Libérer la parole et les émotions
La plupart des élèves présenteront certains de ces symptômes, surtout les premiers jours. Les experts de l’hôpital Debré suggèrent donc de surveiller trois critères : leur intensité/fréquence, leur évolution (diminuent-ils ou augmentent-ils au fil des jours ?), et enfin leur retentissement au quotidien.
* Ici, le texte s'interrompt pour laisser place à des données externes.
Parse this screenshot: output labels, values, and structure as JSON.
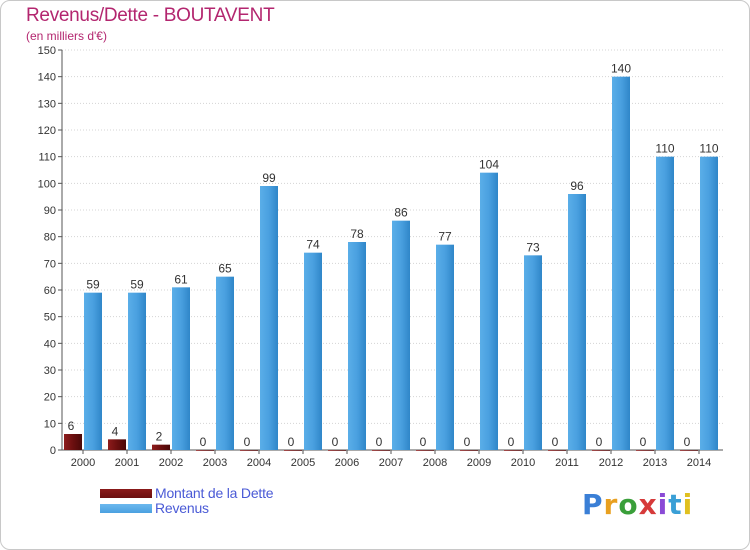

Pour aider les élèves, le Dr Alexandre Hubert conseille d’engager la discussion avec eux et de répondre à leurs questions. « Les enfants ont parfois entendu des informations à la télé et toutes les familles n’en ont pas discuté. On peut faire un tour de table dans sa classe en disant par exemple ce qu’on a soi-même ressenti. Et on propose à chacun de dire comment ça s’est passé pour lui. On peut aussi laisser les enfants s’exprimer par l’écrit en racontant cette période ou en la dessinant. L’important c’est que ce soit fait dans un cadre rassurant et bienveillant », ajoute le pédopsychiatre.
Avec des élèves présentant des symptômes légers, des activités régulières de relaxation et des routines permettent d’apaiser le stress. En cas de symptômes plus marqués, on en parle avec les parents, sa hiérarchie, le psychologue scolaire… Ce travail collectif permettra alors d’aider l’enfant du mieux possible.